3 Aralık 2024 Salı

YOLLARIN İNCESİ

 

Tavşanlı- Emet karayolu ovayı karnından boyuna yarıp geçer. Bu noktada hem yolculuğun seyri hem de doğanın gözlemi güzeldir. Suyun birikim oluşturduğu düz arazi içinde kaygısız seyrek adım atan, sürüden kalmış birkaç leylek, telefon direğinin üstünde dikkatli bakışlarıyla şahin kuşu,  Boncuk mavisi gökyüzünü, Ayvalı üzerinden beyaza bürümeye niyetli cıvıltılı bulut kümesini seyre doyum olmaz. Bu seyrin ortasını, yola kontrol noktası oluşturmuş ekip aracının varlığı keser.  Doğanın oluşturduğu büyüyü rastgele kusurdan yiyebileceğin ceza böler mi böler.  Hay Allah!

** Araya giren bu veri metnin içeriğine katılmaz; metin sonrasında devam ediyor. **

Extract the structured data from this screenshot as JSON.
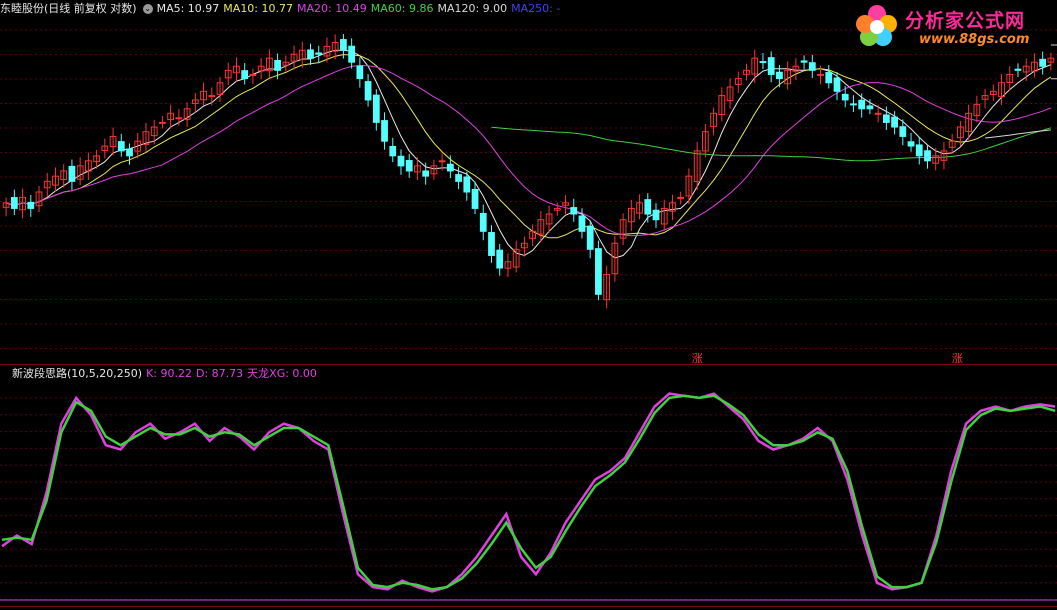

Derecik üzerinde bulutları yararak gelen, güneşin metalini parlattığı yolcu uçağı uçmaya ait duygularınızı depreştirirken yüksekliğin verdiği korku “pat” diye bedeninizi kaplar.  Bu korkuya, toplu halde aracınıza doğru fişek gibi gelen köpekler eklenir. Az önce yolun en sağına “cıkdık, cıkdık” diyerek ses çıkaran dörtlülerinizi yakıp aracınızı park etme fikrinden cayarsınız bu yüzden. Sol camı indirip bir nefes hava almakla yetinirsiniz. Hiç almamaktan iyidir kardeş!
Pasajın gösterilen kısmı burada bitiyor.